I. Overview of applicable Japanese taxes to a Corporation
■ Types of Business Entities
Depending on a foreign corporation’s objectives, purpose, needs and resources, it may establish its business presence in Japan either as a representative office, branch office or establish a subsidiary. Each type of business entity is briefly discussed as follows:
A representative office is not a legal entity that is required to obtain commercial registration. It represents its foreign Head Office in particular activities but is not authorized to engage in business transactions.
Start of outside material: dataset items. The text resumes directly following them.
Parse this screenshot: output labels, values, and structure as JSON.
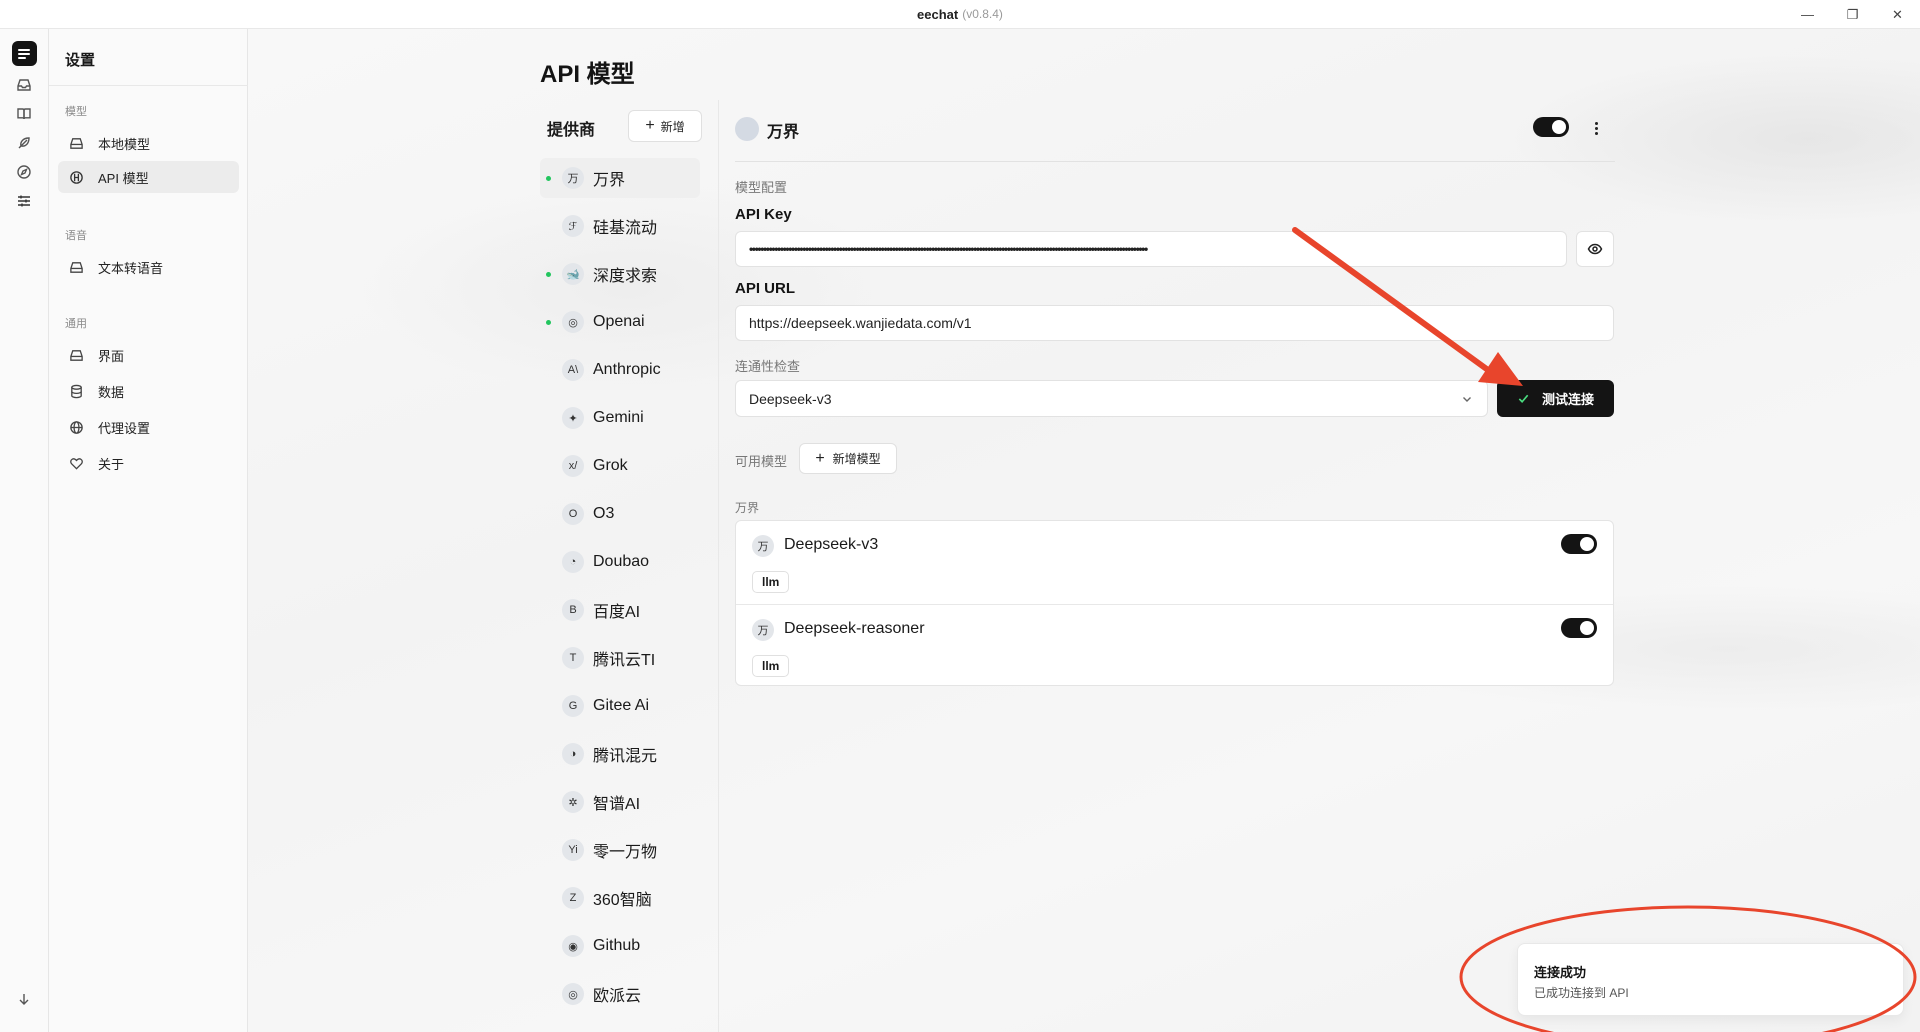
{
  "window": {
    "title": "eechat",
    "version": "(v0.8.4)",
    "controls": [
      "—",
      "❐",
      "✕"
    ]
  },
  "rail": {
    "icons": [
      "logo-icon",
      "inbox-icon",
      "book-icon",
      "feather-icon",
      "compass-icon",
      "sliders-icon",
      "arrow-down-icon"
    ]
  },
  "settings": {
    "title": "设置",
    "groups": [
      {
        "label": "模型",
        "items": [
          {
            "label": "本地模型",
            "icon": "drive-icon"
          },
          {
            "label": "API 模型",
            "icon": "api-icon"
          }
        ]
      },
      {
        "label": "语音",
        "items": [
          {
            "label": "文本转语音",
            "icon": "drive-icon"
          }
        ]
      },
      {
        "label": "通用",
        "items": [
          {
            "label": "界面",
            "icon": "drive-icon"
          },
          {
            "label": "数据",
            "icon": "database-icon"
          },
          {
            "label": "代理设置",
            "icon": "globe-icon"
          },
          {
            "label": "关于",
            "icon": "heart-icon"
          }
        ]
      }
    ]
  },
  "page": {
    "title": "API 模型"
  },
  "providers": {
    "heading": "提供商",
    "new_label": "新增",
    "items": [
      {
        "label": "万界",
        "badge": "万",
        "active": true,
        "online": true
      },
      {
        "label": "硅基流动",
        "badge": "ℱ",
        "online": false
      },
      {
        "label": "深度求索",
        "badge": "🐋",
        "online": true
      },
      {
        "label": "Openai",
        "badge": "◎",
        "online": true
      },
      {
        "label": "Anthropic",
        "badge": "A\\",
        "online": false
      },
      {
        "label": "Gemini",
        "badge": "✦",
        "online": false
      },
      {
        "label": "Grok",
        "badge": "x/",
        "online": false
      },
      {
        "label": "O3",
        "badge": "O",
        "online": false
      },
      {
        "label": "Doubao",
        "badge": "◔",
        "online": false
      },
      {
        "label": "百度AI",
        "badge": "B",
        "online": false
      },
      {
        "label": "腾讯云TI",
        "badge": "T",
        "online": false
      },
      {
        "label": "Gitee Ai",
        "badge": "G",
        "online": false
      },
      {
        "label": "腾讯混元",
        "badge": "◑",
        "online": false
      },
      {
        "label": "智谱AI",
        "badge": "✲",
        "online": false
      },
      {
        "label": "零一万物",
        "badge": "Yi",
        "online": false
      },
      {
        "label": "360智脑",
        "badge": "Z",
        "online": false
      },
      {
        "label": "Github",
        "badge": "◉",
        "online": false
      },
      {
        "label": "欧派云",
        "badge": "◎",
        "online": false
      }
    ]
  },
  "detail": {
    "provider_name": "万界",
    "enabled": true,
    "section_label": "模型配置",
    "api_key_label": "API Key",
    "api_key_value": "••••••••••••••••••••••••••••••••••••••••••••••••••••••••••••••••••••••••••••••••••••••••••••••••••••••••••••••••••••••••••••••••••••••••••••••",
    "api_url_label": "API URL",
    "api_url_value": "https://deepseek.wanjiedata.com/v1",
    "connectivity_label": "连通性检查",
    "connectivity_model": "Deepseek-v3",
    "test_button": "测试连接",
    "available_label": "可用模型",
    "add_model_button": "新增模型",
    "group_label": "万界",
    "models": [
      {
        "badge": "万",
        "name": "Deepseek-v3",
        "tag": "llm",
        "enabled": true
      },
      {
        "badge": "万",
        "name": "Deepseek-reasoner",
        "tag": "llm",
        "enabled": true
      }
    ]
  },
  "toast": {
    "title": "连接成功",
    "message": "已成功连接到 API"
  },
  "colors": {
    "accent": "#141414",
    "online_dot": "#22c55e",
    "annotation": "#e8452c"
  }
}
It cannot engage into any commercial/sales transactions and its activities are usually limited to market surveys, information gathering, and general liaison with its foreign head office.
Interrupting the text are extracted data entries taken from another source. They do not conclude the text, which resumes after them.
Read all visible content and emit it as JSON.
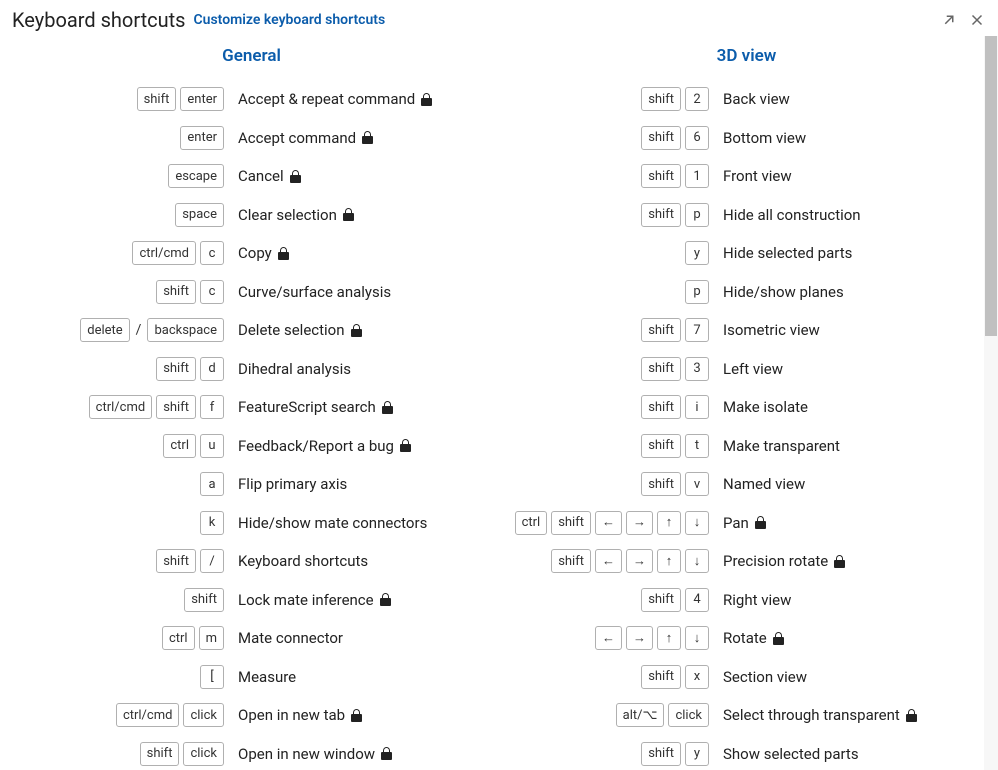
{
  "header": {
    "title": "Keyboard shortcuts",
    "customize": "Customize keyboard shortcuts"
  },
  "sections": {
    "general": {
      "title": "General",
      "rows": [
        {
          "keys": [
            [
              "shift"
            ],
            [
              "enter"
            ]
          ],
          "action": "Accept & repeat command",
          "locked": true
        },
        {
          "keys": [
            [
              "enter"
            ]
          ],
          "action": "Accept command",
          "locked": true
        },
        {
          "keys": [
            [
              "escape"
            ]
          ],
          "action": "Cancel",
          "locked": true
        },
        {
          "keys": [
            [
              "space"
            ]
          ],
          "action": "Clear selection",
          "locked": true
        },
        {
          "keys": [
            [
              "ctrl/cmd"
            ],
            [
              "c"
            ]
          ],
          "action": "Copy",
          "locked": true
        },
        {
          "keys": [
            [
              "shift"
            ],
            [
              "c"
            ]
          ],
          "action": "Curve/surface analysis",
          "locked": false
        },
        {
          "keys": [
            [
              "delete"
            ],
            "/",
            [
              "backspace"
            ]
          ],
          "action": "Delete selection",
          "locked": true
        },
        {
          "keys": [
            [
              "shift"
            ],
            [
              "d"
            ]
          ],
          "action": "Dihedral analysis",
          "locked": false
        },
        {
          "keys": [
            [
              "ctrl/cmd"
            ],
            [
              "shift"
            ],
            [
              "f"
            ]
          ],
          "action": "FeatureScript search",
          "locked": true
        },
        {
          "keys": [
            [
              "ctrl"
            ],
            [
              "u"
            ]
          ],
          "action": "Feedback/Report a bug",
          "locked": true
        },
        {
          "keys": [
            [
              "a"
            ]
          ],
          "action": "Flip primary axis",
          "locked": false
        },
        {
          "keys": [
            [
              "k"
            ]
          ],
          "action": "Hide/show mate connectors",
          "locked": false
        },
        {
          "keys": [
            [
              "shift"
            ],
            [
              "/"
            ]
          ],
          "action": "Keyboard shortcuts",
          "locked": false
        },
        {
          "keys": [
            [
              "shift"
            ]
          ],
          "action": "Lock mate inference",
          "locked": true
        },
        {
          "keys": [
            [
              "ctrl"
            ],
            [
              "m"
            ]
          ],
          "action": "Mate connector",
          "locked": false
        },
        {
          "keys": [
            [
              "["
            ]
          ],
          "action": "Measure",
          "locked": false
        },
        {
          "keys": [
            [
              "ctrl/cmd"
            ],
            [
              "click"
            ]
          ],
          "action": "Open in new tab",
          "locked": true
        },
        {
          "keys": [
            [
              "shift"
            ],
            [
              "click"
            ]
          ],
          "action": "Open in new window",
          "locked": true
        }
      ]
    },
    "view3d": {
      "title": "3D view",
      "rows": [
        {
          "keys": [
            [
              "shift"
            ],
            [
              "2"
            ]
          ],
          "action": "Back view",
          "locked": false
        },
        {
          "keys": [
            [
              "shift"
            ],
            [
              "6"
            ]
          ],
          "action": "Bottom view",
          "locked": false
        },
        {
          "keys": [
            [
              "shift"
            ],
            [
              "1"
            ]
          ],
          "action": "Front view",
          "locked": false
        },
        {
          "keys": [
            [
              "shift"
            ],
            [
              "p"
            ]
          ],
          "action": "Hide all construction",
          "locked": false
        },
        {
          "keys": [
            [
              "y"
            ]
          ],
          "action": "Hide selected parts",
          "locked": false
        },
        {
          "keys": [
            [
              "p"
            ]
          ],
          "action": "Hide/show planes",
          "locked": false
        },
        {
          "keys": [
            [
              "shift"
            ],
            [
              "7"
            ]
          ],
          "action": "Isometric view",
          "locked": false
        },
        {
          "keys": [
            [
              "shift"
            ],
            [
              "3"
            ]
          ],
          "action": "Left view",
          "locked": false
        },
        {
          "keys": [
            [
              "shift"
            ],
            [
              "i"
            ]
          ],
          "action": "Make isolate",
          "locked": false
        },
        {
          "keys": [
            [
              "shift"
            ],
            [
              "t"
            ]
          ],
          "action": "Make transparent",
          "locked": false
        },
        {
          "keys": [
            [
              "shift"
            ],
            [
              "v"
            ]
          ],
          "action": "Named view",
          "locked": false
        },
        {
          "keys": [
            [
              "ctrl"
            ],
            [
              "shift"
            ],
            [
              "←"
            ],
            [
              "→"
            ],
            [
              "↑"
            ],
            [
              "↓"
            ]
          ],
          "action": "Pan",
          "locked": true
        },
        {
          "keys": [
            [
              "shift"
            ],
            [
              "←"
            ],
            [
              "→"
            ],
            [
              "↑"
            ],
            [
              "↓"
            ]
          ],
          "action": "Precision rotate",
          "locked": true
        },
        {
          "keys": [
            [
              "shift"
            ],
            [
              "4"
            ]
          ],
          "action": "Right view",
          "locked": false
        },
        {
          "keys": [
            [
              "←"
            ],
            [
              "→"
            ],
            [
              "↑"
            ],
            [
              "↓"
            ]
          ],
          "action": "Rotate",
          "locked": true
        },
        {
          "keys": [
            [
              "shift"
            ],
            [
              "x"
            ]
          ],
          "action": "Section view",
          "locked": false
        },
        {
          "keys": [
            [
              "alt/⌥"
            ],
            [
              "click"
            ]
          ],
          "action": "Select through transparent",
          "locked": true
        },
        {
          "keys": [
            [
              "shift"
            ],
            [
              "y"
            ]
          ],
          "action": "Show selected parts",
          "locked": false
        }
      ]
    }
  }
}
As it does not engage into any commercial transaction, a representative office is normally not liable for any Japanese income tax However, in the event that it will engage or undertake activities involving any business or commercial transactions, such as but not limited to execution of contracts, acceptance of orders and invoicing and collection, it shall be subject to taxes and other statutory requirements
A foreign corporation may also opt to establish a Branch in Japan. A branch office is usually an extension office of the Head Office. Branch Office of a Foreign corporation must be established in compliance with the legal requirements of the Japanese corporation law. Unlike representative office, a branch can engage in sales or commercial activities without restriction.
In relation to the branch taxation, the international taxation principle was changed in the 2014 tax reform from entire income principle to attributable income principle. Under the new regulation applicable from the fiscal year beginning on or after April 1, 2016, a Japanese branch and its Head Office shall be treated separately as independent corporations and each shall be subject to taxation. Thus, the taxable income of a Japanese branch shall be the income specifically attributable to its operation independent from the operation of its Head Office. As such, foreign income attributable to the Japanese branch shall be also taxed in Japan. As for foreign income earned by the Branch, foreign tax credits may be applied in order to eliminate double taxation.
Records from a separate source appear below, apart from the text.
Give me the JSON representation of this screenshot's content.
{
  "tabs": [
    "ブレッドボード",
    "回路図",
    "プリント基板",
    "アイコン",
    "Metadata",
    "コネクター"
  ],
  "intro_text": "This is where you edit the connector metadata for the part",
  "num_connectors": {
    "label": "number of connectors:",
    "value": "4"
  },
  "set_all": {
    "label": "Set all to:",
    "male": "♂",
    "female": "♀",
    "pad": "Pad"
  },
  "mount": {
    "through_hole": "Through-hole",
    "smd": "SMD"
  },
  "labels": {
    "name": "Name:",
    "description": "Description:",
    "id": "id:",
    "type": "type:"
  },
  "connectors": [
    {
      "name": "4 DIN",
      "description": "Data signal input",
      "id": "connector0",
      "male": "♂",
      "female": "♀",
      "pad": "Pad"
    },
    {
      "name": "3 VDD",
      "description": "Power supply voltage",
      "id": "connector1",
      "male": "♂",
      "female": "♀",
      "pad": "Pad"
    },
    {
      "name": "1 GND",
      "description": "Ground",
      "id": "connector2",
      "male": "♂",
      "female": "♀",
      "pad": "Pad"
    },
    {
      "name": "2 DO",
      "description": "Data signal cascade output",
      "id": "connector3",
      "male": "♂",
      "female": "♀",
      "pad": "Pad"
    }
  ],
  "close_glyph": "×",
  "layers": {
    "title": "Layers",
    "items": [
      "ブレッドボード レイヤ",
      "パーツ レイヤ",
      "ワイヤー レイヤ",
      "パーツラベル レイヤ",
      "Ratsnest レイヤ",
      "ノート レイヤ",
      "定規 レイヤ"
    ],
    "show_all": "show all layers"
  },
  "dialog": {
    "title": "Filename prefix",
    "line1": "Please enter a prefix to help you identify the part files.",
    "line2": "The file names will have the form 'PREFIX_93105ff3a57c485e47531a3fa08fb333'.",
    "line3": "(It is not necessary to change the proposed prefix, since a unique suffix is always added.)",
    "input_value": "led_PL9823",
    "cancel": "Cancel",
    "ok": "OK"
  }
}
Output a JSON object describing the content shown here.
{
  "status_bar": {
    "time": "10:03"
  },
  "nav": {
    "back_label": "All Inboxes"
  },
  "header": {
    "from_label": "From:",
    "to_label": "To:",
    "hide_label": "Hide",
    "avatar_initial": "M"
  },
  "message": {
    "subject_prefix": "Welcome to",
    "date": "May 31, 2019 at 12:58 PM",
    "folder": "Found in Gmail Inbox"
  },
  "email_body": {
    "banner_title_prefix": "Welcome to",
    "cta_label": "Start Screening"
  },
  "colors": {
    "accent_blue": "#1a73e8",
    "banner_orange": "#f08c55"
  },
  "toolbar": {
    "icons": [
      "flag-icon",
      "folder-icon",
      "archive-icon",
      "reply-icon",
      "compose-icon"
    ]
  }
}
A Foreign Corporation may also opt to put up a new corporation or a subsidiary in Japan. To establish a Japanese subsidiary, it must comply with the legal requirements of the Japanese Corporation Law. There are four types of incorporated companies under the Code. Kabushiki Kaisha (limited stock corporation), is the most common form. A subsidiary is authorized to do almost all business operations such as but not limited to manufacturing, trading and services in Japan.
Generally speaking, a Japanese subsidiary is subject to tax on its worldwide income. Foreign tax credits, however, may be applied in order to eliminate double taxation on income.